Now just why do you need to keep clean wax in your hives you might ask? Most beekeepers use chemicals in their hives to control Varroa. Wax absorbs these chemicals and consequently your bees are constantly exposed to low levels of chemicals intended for the mites. Even if you don’t use in-hive miticides the wax will become laden with the toxins the bees bring home from your neighbors yards (if you are in or near town) or nearby agricultural fields. When the comb becomes really dark its time for a change.
Brood comb will harbor all sorts of nasty’s. A few days after the egg is laid the larva pupates and spins her cocoon. Before she does she empties her digestive system into the bottom of the cell. After hatching the house bees clean up what they can but they cannot clean it all and the rest is sealed into the cell with propolis and wax. Layer upon layer builds up in these cells. After a few generations this comb will be nearly black and sealed within it will be any pesticides the bees were exposed to, nosema spores, foulbrood, etc. All this adds to the stress level of your colony.

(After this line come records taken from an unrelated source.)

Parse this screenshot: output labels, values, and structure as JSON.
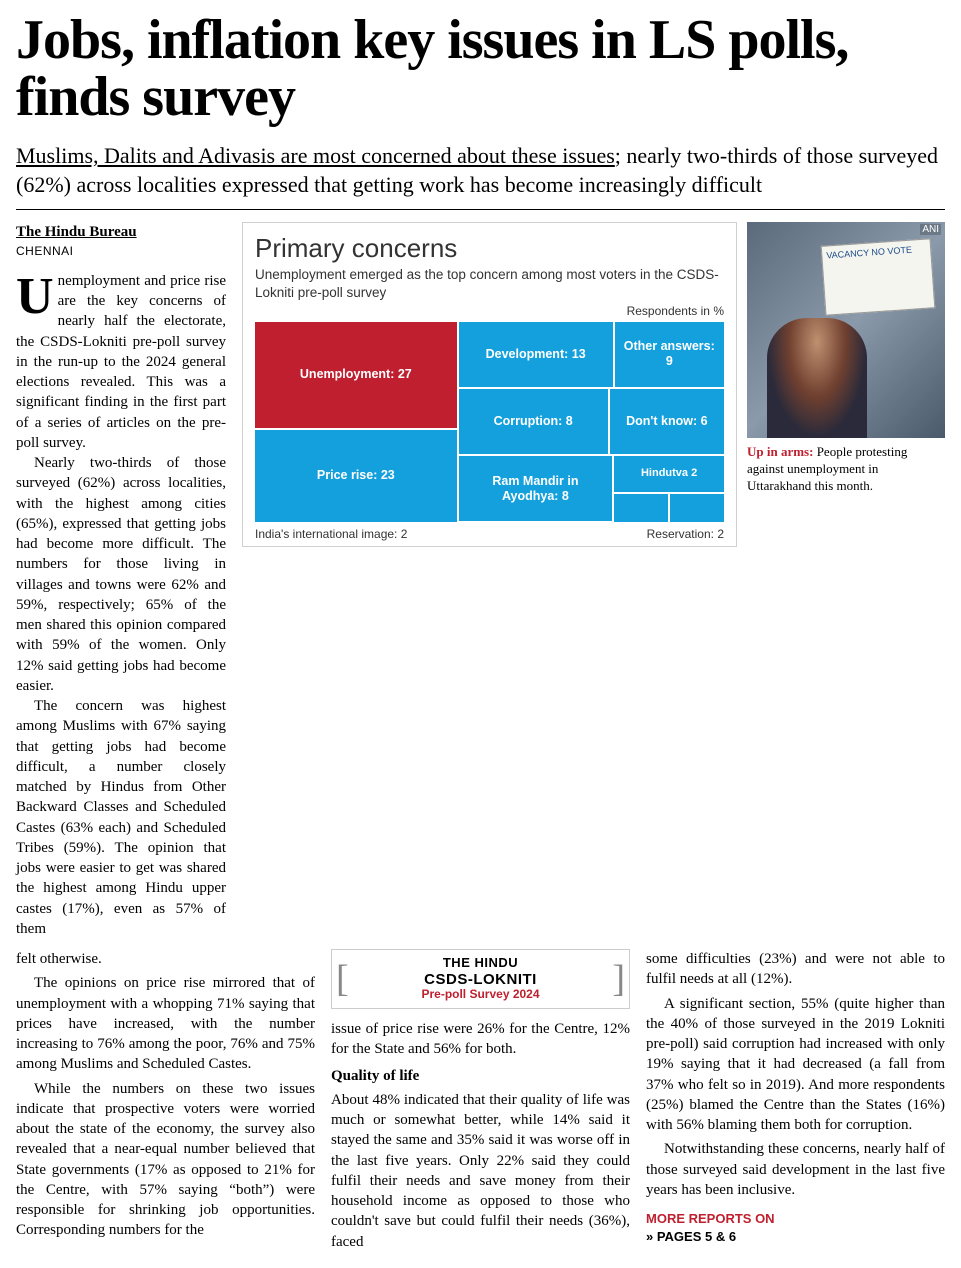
{
  "headline": "Jobs, inflation key issues in LS polls, finds survey",
  "standfirst_underlined": "Muslims, Dalits and Adivasis are most concerned about these issues",
  "standfirst_rest": "; nearly two-thirds of those surveyed (62%) across localities expressed that getting work has become increasingly difficult",
  "byline": "The Hindu Bureau",
  "dateline": "CHENNAI",
  "body": {
    "p1": "Unemployment and price rise are the key concerns of nearly half the electorate, the CSDS-Lokniti pre-poll survey in the run-up to the 2024 general elections revealed. This was a significant finding in the first part of a series of articles on the pre-poll survey.",
    "p2": "Nearly two-thirds of those surveyed (62%) across localities, with the highest among cities (65%), expressed that getting jobs had become more difficult. The numbers for those living in villages and towns were 62% and 59%, respectively; 65% of the men shared this opinion compared with 59% of the women. Only 12% said getting jobs had become easier.",
    "p3": "The concern was highest among Muslims with 67% saying that getting jobs had become difficult, a number closely matched by Hindus from Other Backward Classes and Scheduled Castes (63% each) and Scheduled Tribes (59%). The opinion that jobs were easier to get was shared the highest among Hindu upper castes (17%), even as 57% of them",
    "p4": "felt otherwise.",
    "p5": "The opinions on price rise mirrored that of unemployment with a whopping 71% saying that prices have increased, with the number increasing to 76% among the poor, 76% and 75% among Muslims and Scheduled Castes.",
    "p6": "While the numbers on these two issues indicate that prospective voters were worried about the state of the economy, the survey also revealed that a near-equal number believed that State governments (17% as opposed to 21% for the Centre, with 57% saying “both”) were responsible for shrinking job opportunities. Corresponding numbers for the",
    "p7": "issue of price rise were 26% for the Centre, 12% for the State and 56% for both.",
    "subhead": "Quality of life",
    "p8": "About 48% indicated that their quality of life was much or somewhat better, while 14% said it stayed the same and 35% said it was worse off in the last five years. Only 22% said they could fulfil their needs and save money from their household income as opposed to those who couldn't save but could fulfil their needs (36%), faced",
    "p9": "some difficulties (23%) and were not able to fulfil needs at all (12%).",
    "p10": "A significant section, 55% (quite higher than the 40% of those surveyed in the 2019 Lokniti pre-poll) said corruption had increased with only 19% saying that it had decreased (a fall from 37% who felt so in 2019). And more respondents (25%) blamed the Centre than the States (16%) with 56% blaming them both for corruption.",
    "p11": "Notwithstanding these concerns, nearly half of those surveyed said development in the last five years has been inclusive."
  },
  "chart": {
    "title": "Primary concerns",
    "subtitle": "Unemployment emerged as the top concern among most voters in the CSDS-Lokniti pre-poll survey",
    "resp_label": "Respondents in %",
    "unemployment": "Unemployment: 27",
    "price_rise": "Price rise: 23",
    "development": "Development: 13",
    "other": "Other answers: 9",
    "corruption": "Corruption: 8",
    "dont_know": "Don't know: 6",
    "ram_mandir": "Ram Mandir in Ayodhya: 8",
    "hindutva": "Hindutva 2",
    "foot_left": "India's international image: 2",
    "foot_right": "Reservation: 2",
    "colors": {
      "highlight": "#bf1f2e",
      "base": "#14a0dc"
    }
  },
  "photo": {
    "credit": "ANI",
    "sign_text": "VACANCY NO VOTE",
    "caption_lead": "Up in arms:",
    "caption_body": " People protesting against unemployment in Uttarakhand this month."
  },
  "survey_logo": {
    "line1": "THE HINDU",
    "line2": "CSDS-LOKNITI",
    "line3": "Pre-poll Survey 2024"
  },
  "more": {
    "label": "MORE REPORTS ON",
    "pages": "» PAGES 5 & 6"
  }
}
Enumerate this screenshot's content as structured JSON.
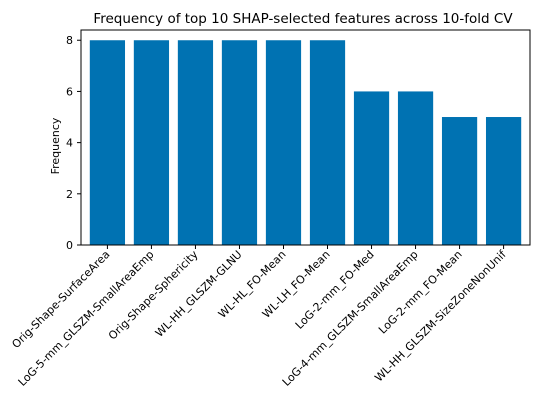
{
  "chart_data": {
    "type": "bar",
    "title": "Frequency of top 10 SHAP-selected features across 10-fold CV",
    "xlabel": "",
    "ylabel": "Frequency",
    "categories": [
      "Orig-Shape-SurfaceArea",
      "LoG-5-mm_GLSZM-SmallAreaEmp",
      "Orig-Shape-Sphericity",
      "WL-HH_GLSZM-GLNU",
      "WL-HL_FO-Mean",
      "WL-LH_FO-Mean",
      "LoG-2-mm_FO-Med",
      "LoG-4-mm_GLSZM-SmallAreaEmp",
      "LoG-2-mm_FO-Mean",
      "WL-HH_GLSZM-SizeZoneNonUnif"
    ],
    "values": [
      8,
      8,
      8,
      8,
      8,
      8,
      6,
      6,
      5,
      5
    ],
    "ylim": [
      0,
      8.4
    ],
    "yticks": [
      0,
      2,
      4,
      6,
      8
    ],
    "bar_color": "#0072b2",
    "grid": false,
    "legend": "none"
  }
}
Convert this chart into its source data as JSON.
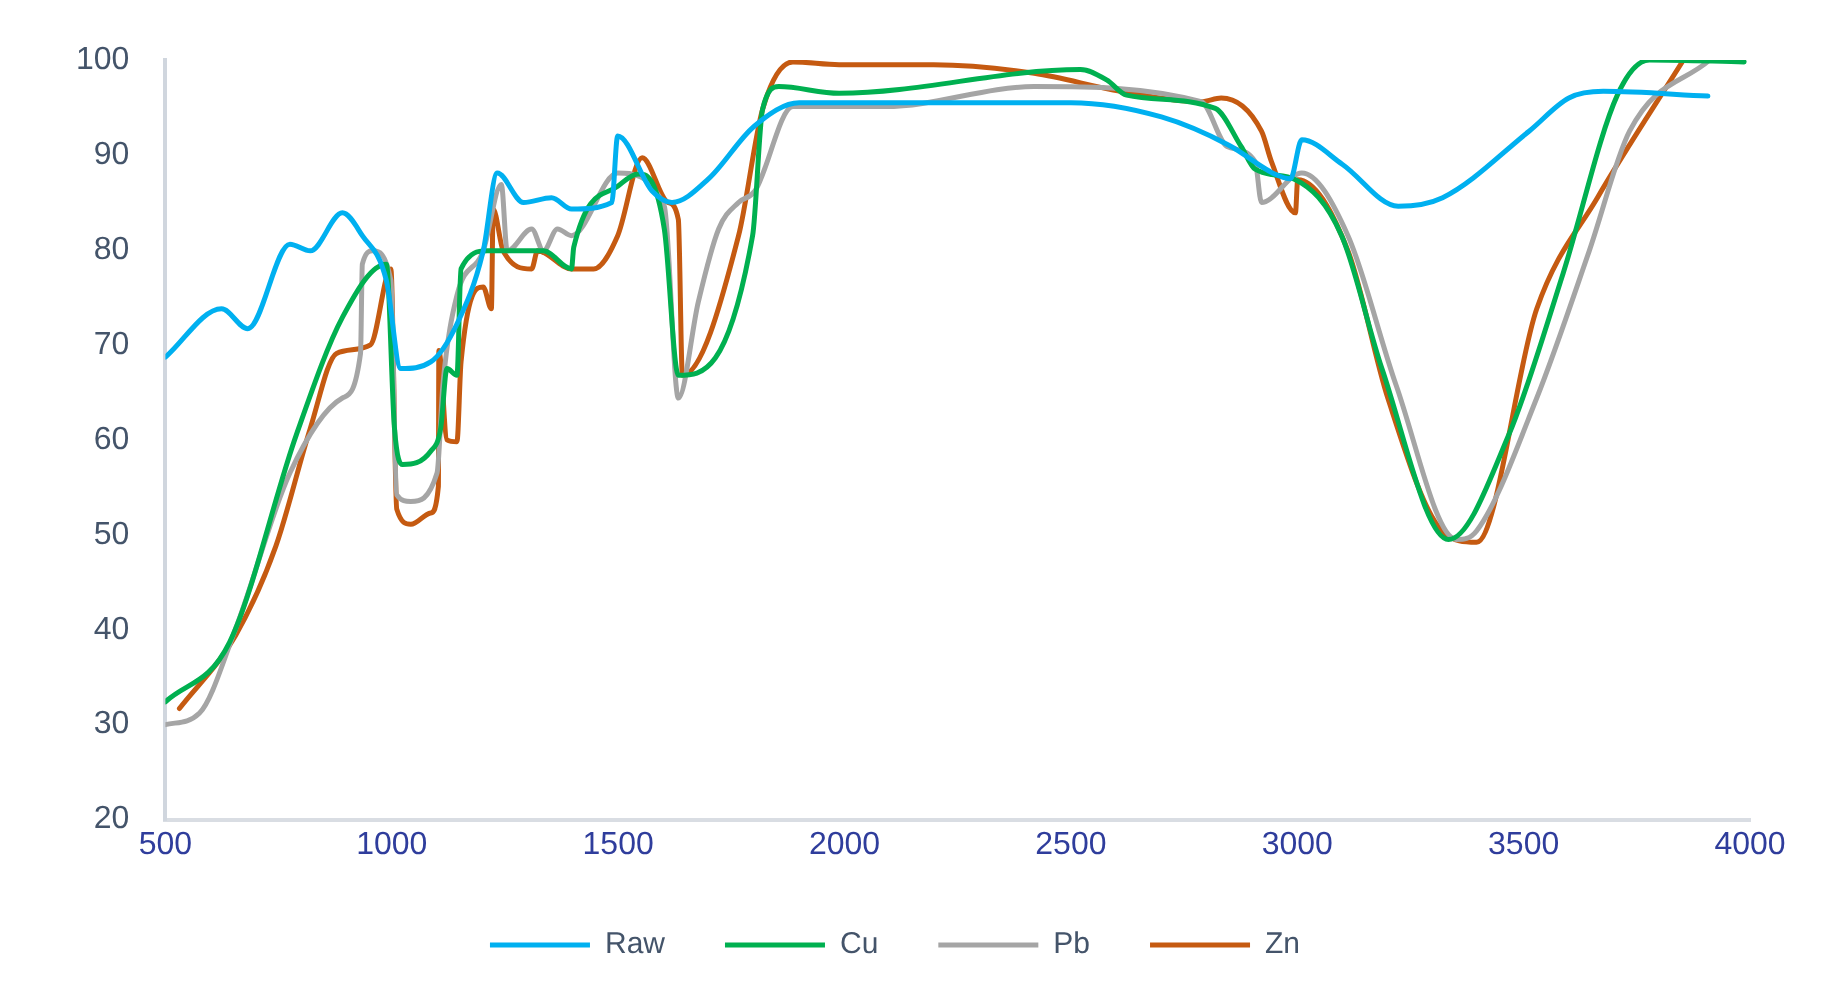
{
  "chart_data": {
    "type": "line",
    "xlim": [
      500,
      4000
    ],
    "xticks": [
      500,
      1000,
      1500,
      2000,
      2500,
      3000,
      3500,
      4000
    ],
    "ylim": [
      20,
      100
    ],
    "yticks": [
      20,
      30,
      40,
      50,
      60,
      70,
      80,
      90,
      100
    ],
    "grid": false,
    "legend": "bottom",
    "marker": "none",
    "line_style": "solid",
    "series": [
      {
        "name": "Raw",
        "color": "#00b0f0",
        "x": [
          500,
          624,
          682,
          775,
          820,
          891,
          935,
          988,
          1020,
          1086,
          1144,
          1202,
          1233,
          1291,
          1353,
          1397,
          1486,
          1499,
          1575,
          1619,
          1700,
          1800,
          1900,
          2500,
          2700,
          2850,
          2950,
          2985,
          3010,
          3100,
          3223,
          3321,
          3512,
          3600,
          3676,
          3907
        ],
        "values": [
          68.7,
          73.8,
          71.7,
          80.6,
          79.9,
          83.9,
          81.5,
          76.8,
          67.5,
          68.2,
          72.2,
          79.9,
          88.1,
          85,
          85.5,
          84.3,
          85,
          92,
          86.2,
          85,
          87.5,
          93,
          95.5,
          95.5,
          94,
          91,
          88,
          87.5,
          91.6,
          89,
          84.6,
          85.5,
          92.5,
          96,
          96.7,
          96.2
        ]
      },
      {
        "name": "Cu",
        "color": "#00b050",
        "x": [
          500,
          642,
          789,
          891,
          988,
          1006,
          1024,
          1086,
          1108,
          1122,
          1144,
          1153,
          1211,
          1246,
          1335,
          1397,
          1402,
          1499,
          1544,
          1602,
          1633,
          1797,
          1819,
          1855,
          1988,
          2521,
          2579,
          2623,
          2819,
          2876,
          2907,
          2996,
          3098,
          3187,
          3334,
          3467,
          3587,
          3707,
          3778,
          3987
        ],
        "values": [
          32.4,
          38.7,
          60.5,
          72.9,
          78.5,
          61.2,
          57.4,
          58.8,
          61.2,
          67.5,
          66.8,
          78,
          79.9,
          79.9,
          79.9,
          78,
          80.3,
          86.7,
          88,
          82.2,
          66.8,
          81.5,
          94.8,
          97.2,
          96.5,
          99,
          97.9,
          96.3,
          94.9,
          90.9,
          88.5,
          87.4,
          81.5,
          67.5,
          49.5,
          60.5,
          77.5,
          96.3,
          100,
          99.8
        ]
      },
      {
        "name": "Pb",
        "color": "#a5a5a5",
        "x": [
          500,
          575,
          655,
          775,
          891,
          931,
          935,
          958,
          998,
          1011,
          1042,
          1100,
          1113,
          1144,
          1202,
          1242,
          1255,
          1309,
          1335,
          1366,
          1397,
          1499,
          1602,
          1633,
          1677,
          1722,
          1766,
          1802,
          1886,
          2090,
          2419,
          2788,
          2845,
          2907,
          2921,
          3010,
          3112,
          3218,
          3352,
          3396,
          3529,
          3645,
          3734,
          3911
        ],
        "values": [
          30,
          31.2,
          40.1,
          56.5,
          64.4,
          69.1,
          78.5,
          79.9,
          76.8,
          54.2,
          53.5,
          56.5,
          65.8,
          75.2,
          79.9,
          86.9,
          79.9,
          82.2,
          79.9,
          82.2,
          81.5,
          88.1,
          84.6,
          64.4,
          74.5,
          82.2,
          85,
          86.2,
          95.1,
          95.1,
          97.2,
          95.6,
          90.9,
          89.3,
          85,
          88.1,
          81.5,
          65.8,
          49.5,
          50.4,
          64.4,
          79.9,
          92.5,
          100
        ]
      },
      {
        "name": "Zn",
        "color": "#c55a11",
        "x": [
          531,
          655,
          744,
          820,
          878,
          953,
          998,
          1011,
          1042,
          1086,
          1103,
          1104,
          1122,
          1144,
          1153,
          1202,
          1220,
          1224,
          1246,
          1309,
          1322,
          1397,
          1446,
          1499,
          1553,
          1610,
          1633,
          1642,
          1766,
          1819,
          1886,
          1988,
          2197,
          2419,
          2610,
          2788,
          2832,
          2921,
          2943,
          2996,
          3001,
          3112,
          3200,
          3320,
          3396,
          3529,
          3663,
          3853
        ],
        "values": [
          31.7,
          39.4,
          48.8,
          61.2,
          69.1,
          70,
          78,
          52.7,
          51.1,
          52.3,
          55.1,
          69.4,
          60,
          59.8,
          68.2,
          76.1,
          73.8,
          84.3,
          79.9,
          78,
          79.9,
          78,
          78,
          81.5,
          89.7,
          85,
          83.2,
          66.8,
          81.5,
          94.8,
          99.8,
          99.5,
          99.5,
          98.6,
          96.7,
          95.6,
          96,
          92.5,
          89.3,
          83.9,
          87.4,
          79.9,
          64.4,
          50.4,
          49.2,
          73.8,
          85.5,
          100
        ]
      }
    ]
  }
}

So every few years you will want to replace this blackened comb and spring is the time to do it because much of the comb will be empty. That is what I’ve been working on today and this brings me back to my original thought. You want to purchase frames (I like the wooden frames) with removable foundation. Pop out the old one and replace it with new. Some folks like the duragilt foundation, which is a very thin sheet of clear plastic coated in bees wax. The bees do take right to it and I have used it with great success. However, most of the wax used to coat the plastic comes from commercial operations so you know its had some level of exposure to miticides and possibly some other chemicals.
Another way to go is to use Rite-cell foundation. It, too, is coated with wax but bees don’t always like plastic foundation so here is a surefire way to guarantee their acceptance of it. Today I put a piece of clean wax (gathered from my hives last season) in my solar wax melter to soften it. I then take the new foundation and rub it down lengthwise with the softened ball of wax. Some folks actually melt the wax and then brush it on, but I find rubbing it on to be the easiest. A thin coating of wax from your own hives and the bees will take right to it. It will also put a thin film of your own clean wax between your bees and the wax that came with the foundation.
Maintaining clean wax in your hives will reduce your bees exposure to toxic chemicals and other waste products that build up in the old wax. You want to own the frames that allow you to pop out the old foundation and replace it with new. A little spring cleaning will reduce the level of things your brand new bees being born this spring don’t need to be exposed to and make for healthier hive.